When it comes to baking cakes, the spongy, flavoured inside is only part of what it takes to impress your guests and make their mouths water. In addition to the aesthetic beauty it can provide, sweet, fluffy icing enhances the flavour and texture of your cakes. There are almost as many techniques for icing as there are for baking cakes, but one of the most common is making flat, wide icing "ribbons," which dress up the base layer of icing you use to frost the surface of the cake.
Prepare icing in advance, or buy icing from the grocery store. If you prepare or buy white icing, add any necessary food colouring to it, prior to decorating your cake. You won't be able to change its colour once you've applied it.

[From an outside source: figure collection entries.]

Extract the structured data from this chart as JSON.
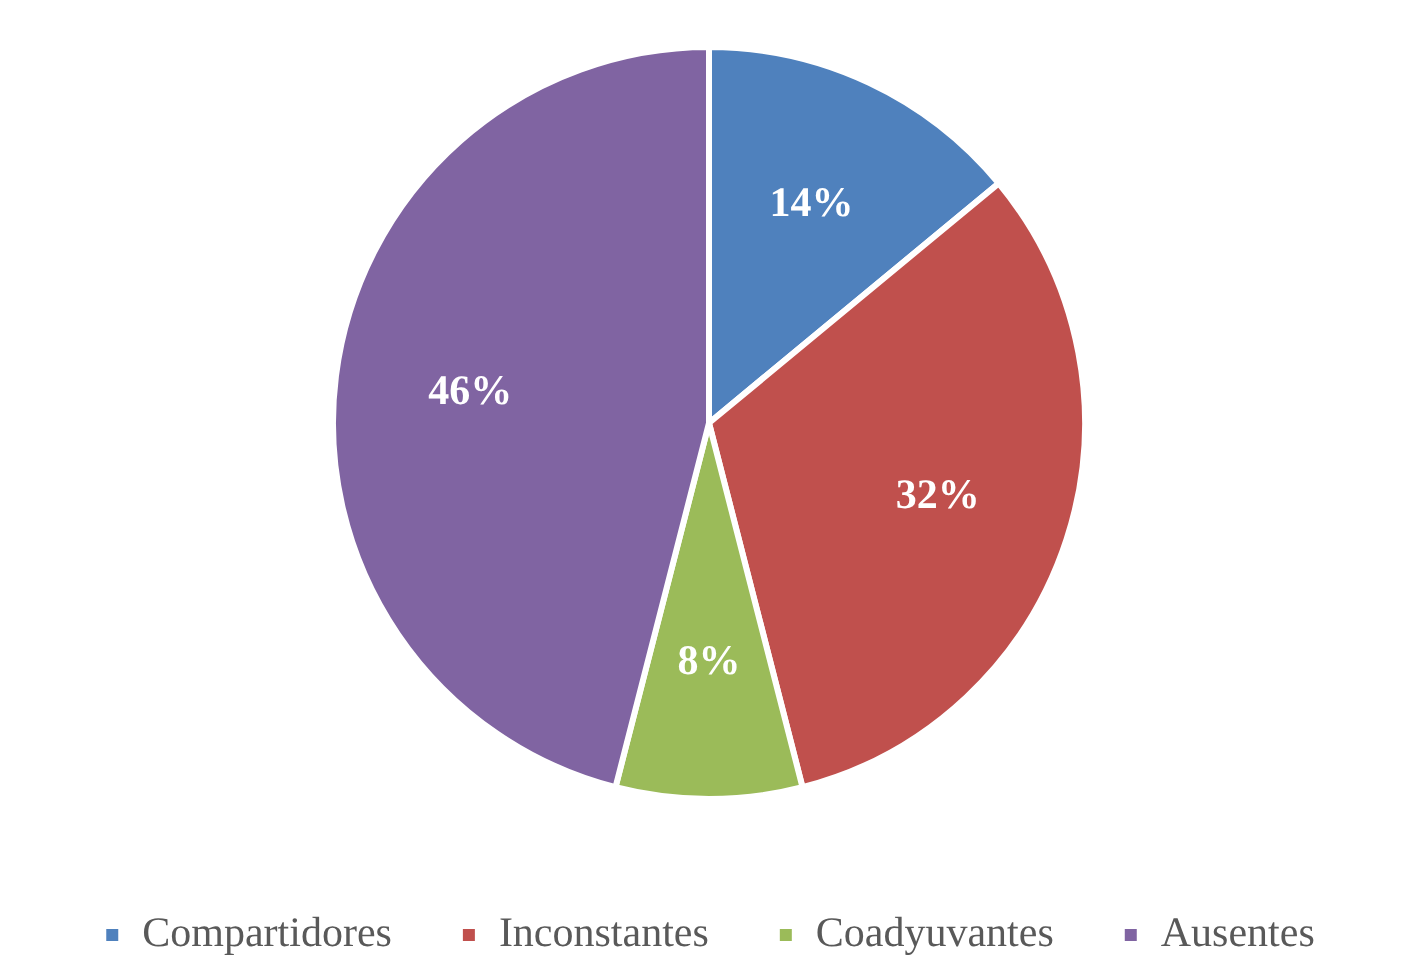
{
  "chart_data": {
    "type": "pie",
    "categories": [
      "Compartidores",
      "Inconstantes",
      "Coadyuvantes",
      "Ausentes"
    ],
    "values": [
      14,
      32,
      8,
      46
    ],
    "colors": [
      "#4f81bd",
      "#c0504d",
      "#9bbb59",
      "#8064a2"
    ],
    "value_labels": [
      "14%",
      "32%",
      "8%",
      "46%"
    ],
    "legend": "bottom"
  }
}
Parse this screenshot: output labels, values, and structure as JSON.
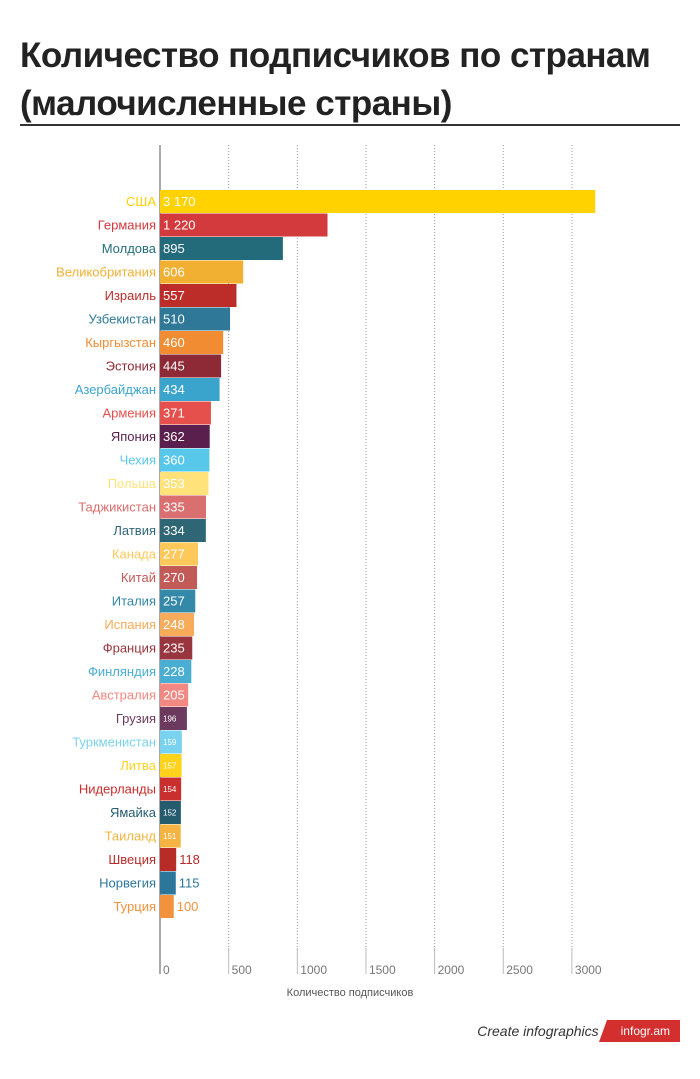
{
  "title": "Количество подписчиков по странам (малочисленные страны)",
  "footer": {
    "text": "Create infographics",
    "badge": "infogr.am"
  },
  "chart_data": {
    "type": "bar",
    "orientation": "horizontal",
    "title": "Количество подписчиков по странам (малочисленные страны)",
    "xlabel": "Количество подписчиков",
    "ylabel": "",
    "xlim": [
      0,
      3000
    ],
    "xticks": [
      0,
      500,
      1000,
      1500,
      2000,
      2500,
      3000
    ],
    "grid": true,
    "categories": [
      "США",
      "Германия",
      "Молдова",
      "Великобритания",
      "Израиль",
      "Узбекистан",
      "Кыргызстан",
      "Эстония",
      "Азербайджан",
      "Армения",
      "Япония",
      "Чехия",
      "Польша",
      "Таджикистан",
      "Латвия",
      "Канада",
      "Китай",
      "Италия",
      "Испания",
      "Франция",
      "Финляндия",
      "Австралия",
      "Грузия",
      "Туркменистан",
      "Литва",
      "Нидерланды",
      "Ямайка",
      "Таиланд",
      "Швеция",
      "Норвегия",
      "Турция"
    ],
    "values": [
      3170,
      1220,
      895,
      606,
      557,
      510,
      460,
      445,
      434,
      371,
      362,
      360,
      353,
      335,
      334,
      277,
      270,
      257,
      248,
      235,
      228,
      205,
      196,
      159,
      157,
      154,
      152,
      151,
      118,
      115,
      100
    ],
    "value_labels": [
      "3 170",
      "1 220",
      "895",
      "606",
      "557",
      "510",
      "460",
      "445",
      "434",
      "371",
      "362",
      "360",
      "353",
      "335",
      "334",
      "277",
      "270",
      "257",
      "248",
      "235",
      "228",
      "205",
      "196",
      "159",
      "157",
      "154",
      "152",
      "151",
      "118",
      "115",
      "100"
    ],
    "colors": [
      "#ffd200",
      "#d23a3d",
      "#236b7a",
      "#f2b033",
      "#bc2d2a",
      "#2f7898",
      "#f28c33",
      "#8e2a35",
      "#3ba4cd",
      "#e5504d",
      "#5a1f4d",
      "#58c8ea",
      "#ffe27a",
      "#d96f6f",
      "#2f6676",
      "#ffc85a",
      "#c25a57",
      "#3488a8",
      "#f8ab5a",
      "#99353f",
      "#49aed2",
      "#f28881",
      "#6c3a5e",
      "#7ad3ee",
      "#ffd31c",
      "#c82f2e",
      "#245c6e",
      "#f4b443",
      "#b72c27",
      "#2c7799",
      "#f3923c"
    ]
  }
}
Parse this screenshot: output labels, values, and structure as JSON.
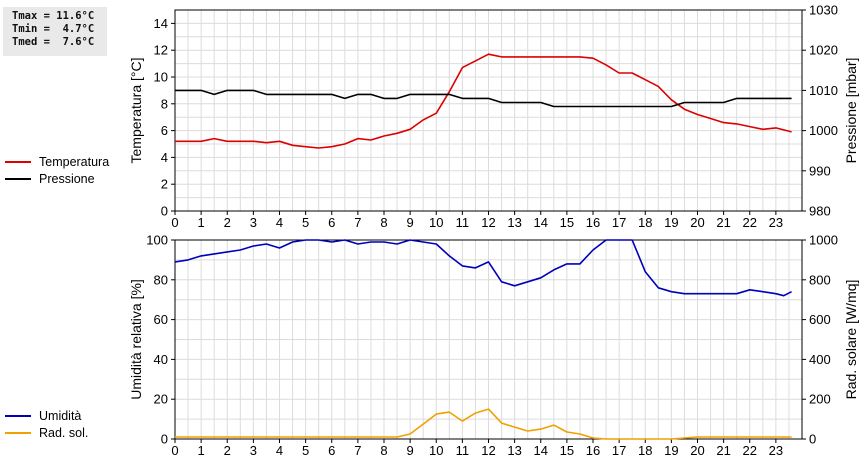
{
  "stats": {
    "tmax": "Tmax = 11.6°C",
    "tmin": "Tmin =  4.7°C",
    "tmed": "Tmed =  7.6°C"
  },
  "chart_data": [
    {
      "type": "line",
      "legend_placement": "left",
      "grid": true,
      "y_left": {
        "label": "Temperatura [°C]",
        "range": [
          0,
          15
        ],
        "ticks": [
          0,
          2,
          4,
          6,
          8,
          10,
          12,
          14
        ]
      },
      "y_right": {
        "label": "Pressione [mbar]",
        "range": [
          980,
          1030
        ],
        "ticks": [
          980,
          990,
          1000,
          1010,
          1020,
          1030
        ]
      },
      "x": {
        "range": [
          0,
          24
        ],
        "ticks": [
          0,
          1,
          2,
          3,
          4,
          5,
          6,
          7,
          8,
          9,
          10,
          11,
          12,
          13,
          14,
          15,
          16,
          17,
          18,
          19,
          20,
          21,
          22,
          23
        ]
      },
      "series": [
        {
          "name": "Temperatura",
          "color": "#dd0000",
          "axis": "left",
          "points": [
            [
              0,
              5.2
            ],
            [
              1,
              5.2
            ],
            [
              1.5,
              5.4
            ],
            [
              2,
              5.2
            ],
            [
              3,
              5.2
            ],
            [
              3.5,
              5.1
            ],
            [
              4,
              5.2
            ],
            [
              4.5,
              4.9
            ],
            [
              5,
              4.8
            ],
            [
              5.5,
              4.7
            ],
            [
              6,
              4.8
            ],
            [
              6.5,
              5.0
            ],
            [
              7,
              5.4
            ],
            [
              7.5,
              5.3
            ],
            [
              8,
              5.6
            ],
            [
              8.5,
              5.8
            ],
            [
              9,
              6.1
            ],
            [
              9.5,
              6.8
            ],
            [
              10,
              7.3
            ],
            [
              10.5,
              8.9
            ],
            [
              11,
              10.7
            ],
            [
              11.5,
              11.2
            ],
            [
              12,
              11.7
            ],
            [
              12.5,
              11.5
            ],
            [
              13,
              11.5
            ],
            [
              14,
              11.5
            ],
            [
              15,
              11.5
            ],
            [
              15.5,
              11.5
            ],
            [
              16,
              11.4
            ],
            [
              16.5,
              10.9
            ],
            [
              17,
              10.3
            ],
            [
              17.5,
              10.3
            ],
            [
              18,
              9.8
            ],
            [
              18.5,
              9.3
            ],
            [
              19,
              8.3
            ],
            [
              19.5,
              7.6
            ],
            [
              20,
              7.2
            ],
            [
              20.5,
              6.9
            ],
            [
              21,
              6.6
            ],
            [
              21.5,
              6.5
            ],
            [
              22,
              6.3
            ],
            [
              22.5,
              6.1
            ],
            [
              23,
              6.2
            ],
            [
              23.6,
              5.9
            ]
          ]
        },
        {
          "name": "Pressione",
          "color": "#000000",
          "axis": "right",
          "points": [
            [
              0,
              1010
            ],
            [
              1,
              1010
            ],
            [
              1.5,
              1009
            ],
            [
              2,
              1010
            ],
            [
              3,
              1010
            ],
            [
              3.5,
              1009
            ],
            [
              4,
              1009
            ],
            [
              5,
              1009
            ],
            [
              6,
              1009
            ],
            [
              6.5,
              1008
            ],
            [
              7,
              1009
            ],
            [
              7.5,
              1009
            ],
            [
              8,
              1008
            ],
            [
              8.5,
              1008
            ],
            [
              9,
              1009
            ],
            [
              9.5,
              1009
            ],
            [
              10,
              1009
            ],
            [
              10.5,
              1009
            ],
            [
              11,
              1008
            ],
            [
              12,
              1008
            ],
            [
              12.5,
              1007
            ],
            [
              13,
              1007
            ],
            [
              14,
              1007
            ],
            [
              14.5,
              1006
            ],
            [
              15,
              1006
            ],
            [
              16,
              1006
            ],
            [
              17,
              1006
            ],
            [
              18,
              1006
            ],
            [
              19,
              1006
            ],
            [
              19.5,
              1007
            ],
            [
              20,
              1007
            ],
            [
              21,
              1007
            ],
            [
              21.5,
              1008
            ],
            [
              22,
              1008
            ],
            [
              23,
              1008
            ],
            [
              23.6,
              1008
            ]
          ]
        }
      ]
    },
    {
      "type": "line",
      "legend_placement": "left",
      "grid": true,
      "y_left": {
        "label": "Umidità relativa [%]",
        "range": [
          0,
          100
        ],
        "ticks": [
          0,
          20,
          40,
          60,
          80,
          100
        ]
      },
      "y_right": {
        "label": "Rad. solare [W/mq]",
        "range": [
          0,
          1000
        ],
        "ticks": [
          0,
          200,
          400,
          600,
          800,
          1000
        ]
      },
      "x": {
        "range": [
          0,
          24
        ],
        "ticks": [
          0,
          1,
          2,
          3,
          4,
          5,
          6,
          7,
          8,
          9,
          10,
          11,
          12,
          13,
          14,
          15,
          16,
          17,
          18,
          19,
          20,
          21,
          22,
          23
        ]
      },
      "series": [
        {
          "name": "Umidità",
          "color": "#0000bb",
          "axis": "left",
          "points": [
            [
              0,
              89
            ],
            [
              0.5,
              90
            ],
            [
              1,
              92
            ],
            [
              1.5,
              93
            ],
            [
              2,
              94
            ],
            [
              2.5,
              95
            ],
            [
              3,
              97
            ],
            [
              3.5,
              98
            ],
            [
              4,
              96
            ],
            [
              4.5,
              99
            ],
            [
              5,
              100
            ],
            [
              5.5,
              100
            ],
            [
              6,
              99
            ],
            [
              6.5,
              100
            ],
            [
              7,
              98
            ],
            [
              7.5,
              99
            ],
            [
              8,
              99
            ],
            [
              8.5,
              98
            ],
            [
              9,
              100
            ],
            [
              9.5,
              99
            ],
            [
              10,
              98
            ],
            [
              10.5,
              92
            ],
            [
              11,
              87
            ],
            [
              11.5,
              86
            ],
            [
              12,
              89
            ],
            [
              12.5,
              79
            ],
            [
              13,
              77
            ],
            [
              13.5,
              79
            ],
            [
              14,
              81
            ],
            [
              14.5,
              85
            ],
            [
              15,
              88
            ],
            [
              15.5,
              88
            ],
            [
              16,
              95
            ],
            [
              16.5,
              100
            ],
            [
              17,
              100
            ],
            [
              17.5,
              100
            ],
            [
              18,
              84
            ],
            [
              18.5,
              76
            ],
            [
              19,
              74
            ],
            [
              19.5,
              73
            ],
            [
              20,
              73
            ],
            [
              20.5,
              73
            ],
            [
              21,
              73
            ],
            [
              21.5,
              73
            ],
            [
              22,
              75
            ],
            [
              22.5,
              74
            ],
            [
              23,
              73
            ],
            [
              23.3,
              72
            ],
            [
              23.6,
              74
            ]
          ]
        },
        {
          "name": "Rad. sol.",
          "color": "#f0a000",
          "axis": "right",
          "points": [
            [
              0,
              10
            ],
            [
              8.5,
              10
            ],
            [
              9,
              25
            ],
            [
              9.5,
              75
            ],
            [
              10,
              125
            ],
            [
              10.5,
              135
            ],
            [
              11,
              90
            ],
            [
              11.5,
              130
            ],
            [
              12,
              150
            ],
            [
              12.5,
              80
            ],
            [
              13,
              60
            ],
            [
              13.5,
              40
            ],
            [
              14,
              50
            ],
            [
              14.5,
              70
            ],
            [
              15,
              35
            ],
            [
              15.5,
              25
            ],
            [
              16,
              5
            ],
            [
              16.5,
              0
            ],
            [
              17,
              0
            ],
            [
              18,
              0
            ],
            [
              19,
              0
            ],
            [
              20,
              10
            ],
            [
              23.6,
              10
            ]
          ]
        }
      ]
    }
  ]
}
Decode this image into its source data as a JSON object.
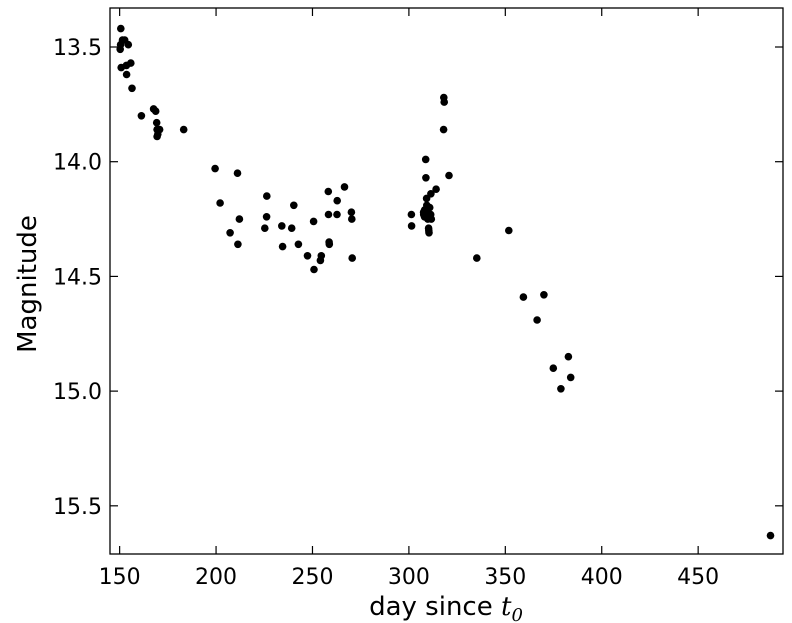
{
  "chart_data": {
    "type": "scatter",
    "xlabel": "day since ",
    "xlabel_symbol": "t",
    "xlabel_subscript": "0",
    "ylabel": "Magnitude",
    "xlim": [
      145,
      494
    ],
    "ylim": [
      15.71,
      13.33
    ],
    "y_inverted": true,
    "grid": false,
    "x_ticks": [
      150,
      200,
      250,
      300,
      350,
      400,
      450
    ],
    "y_ticks": [
      13.5,
      14.0,
      14.5,
      15.0,
      15.5
    ],
    "x_tick_labels": [
      "150",
      "200",
      "250",
      "300",
      "350",
      "400",
      "450"
    ],
    "y_tick_labels": [
      "13.5",
      "14.0",
      "14.5",
      "15.0",
      "15.5"
    ],
    "marker_color": "#000000",
    "points": [
      [
        150.6,
        13.42
      ],
      [
        150.5,
        13.49
      ],
      [
        150.3,
        13.51
      ],
      [
        151.5,
        13.47
      ],
      [
        150.8,
        13.59
      ],
      [
        152.6,
        13.47
      ],
      [
        154.5,
        13.49
      ],
      [
        153.5,
        13.58
      ],
      [
        153.6,
        13.62
      ],
      [
        155.8,
        13.57
      ],
      [
        156.4,
        13.68
      ],
      [
        161.3,
        13.8
      ],
      [
        167.6,
        13.77
      ],
      [
        168.7,
        13.78
      ],
      [
        169.2,
        13.83
      ],
      [
        169.4,
        13.86
      ],
      [
        170.7,
        13.86
      ],
      [
        169.4,
        13.89
      ],
      [
        169.8,
        13.88
      ],
      [
        183.2,
        13.86
      ],
      [
        199.5,
        14.03
      ],
      [
        202.1,
        14.18
      ],
      [
        207.3,
        14.31
      ],
      [
        211.1,
        14.05
      ],
      [
        211.3,
        14.36
      ],
      [
        212.1,
        14.25
      ],
      [
        225.3,
        14.29
      ],
      [
        226.3,
        14.15
      ],
      [
        226.2,
        14.24
      ],
      [
        234.1,
        14.28
      ],
      [
        234.5,
        14.37
      ],
      [
        239.2,
        14.29
      ],
      [
        240.3,
        14.19
      ],
      [
        242.7,
        14.36
      ],
      [
        247.4,
        14.41
      ],
      [
        250.6,
        14.26
      ],
      [
        250.8,
        14.47
      ],
      [
        254.1,
        14.43
      ],
      [
        254.6,
        14.41
      ],
      [
        258.2,
        14.13
      ],
      [
        258.3,
        14.23
      ],
      [
        258.6,
        14.35
      ],
      [
        258.7,
        14.36
      ],
      [
        262.8,
        14.17
      ],
      [
        262.7,
        14.23
      ],
      [
        266.6,
        14.11
      ],
      [
        270.2,
        14.22
      ],
      [
        270.4,
        14.25
      ],
      [
        270.6,
        14.42
      ],
      [
        301.3,
        14.23
      ],
      [
        301.4,
        14.28
      ],
      [
        307.6,
        14.22
      ],
      [
        307.7,
        14.23
      ],
      [
        308.1,
        14.24
      ],
      [
        308.2,
        14.21
      ],
      [
        308.7,
        13.99
      ],
      [
        308.8,
        14.07
      ],
      [
        309.2,
        14.16
      ],
      [
        309.3,
        14.19
      ],
      [
        309.6,
        14.22
      ],
      [
        309.8,
        14.25
      ],
      [
        310.2,
        14.29
      ],
      [
        310.3,
        14.3
      ],
      [
        310.4,
        14.31
      ],
      [
        310.8,
        14.2
      ],
      [
        311.3,
        14.23
      ],
      [
        311.6,
        14.25
      ],
      [
        311.4,
        14.14
      ],
      [
        314.1,
        14.12
      ],
      [
        318.1,
        13.72
      ],
      [
        318.3,
        13.74
      ],
      [
        318.0,
        13.86
      ],
      [
        320.8,
        14.06
      ],
      [
        335.2,
        14.42
      ],
      [
        351.8,
        14.3
      ],
      [
        359.4,
        14.59
      ],
      [
        366.5,
        14.69
      ],
      [
        370.0,
        14.58
      ],
      [
        374.9,
        14.9
      ],
      [
        378.8,
        14.99
      ],
      [
        382.7,
        14.85
      ],
      [
        383.9,
        14.94
      ],
      [
        487.5,
        15.63
      ]
    ]
  }
}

Cut a hole in the corner of your plastic bag. If you have a ribbon icing tip, cut the hole precisely on the corner and insert the tip down into the bag and through the hole. If you don't have a tip, cut a narrow, long slit on the flat, plastic face of the bag just above the corner. This shape will make the icing flow out of the bag in a wide, flat ribbon.
Pour icing into the plastic bag, using a plastic spatula, if necessary, to aid in scraping excess icing from the sides of its original container. Once it's all inside, squeeze it down so that it collects in one -- but not both -- of the bag's bottom corners.
Hold the icing bag over the cake with both hands at the top of the bag, just where the icing level stops. Squeeze gently so that the icing comes out slowly, making whichever shapes -- roses, for example -- or borders you'd like. If you happen to make a mistake, use a spatula or butter knife to slough the icing off your cake and start over. Going slowly will reduce your tendency to make such errors.
If you don't like the ribbon shape, use a special tip to change it. Cutting a hole exactly at the bottom corner of the bag without using a tip will result in cylindrical tubes of icing rather than flat, wide ribbons. Decorative tips allow you to create scalloped icing shapes and edges of varying thickness and roundness.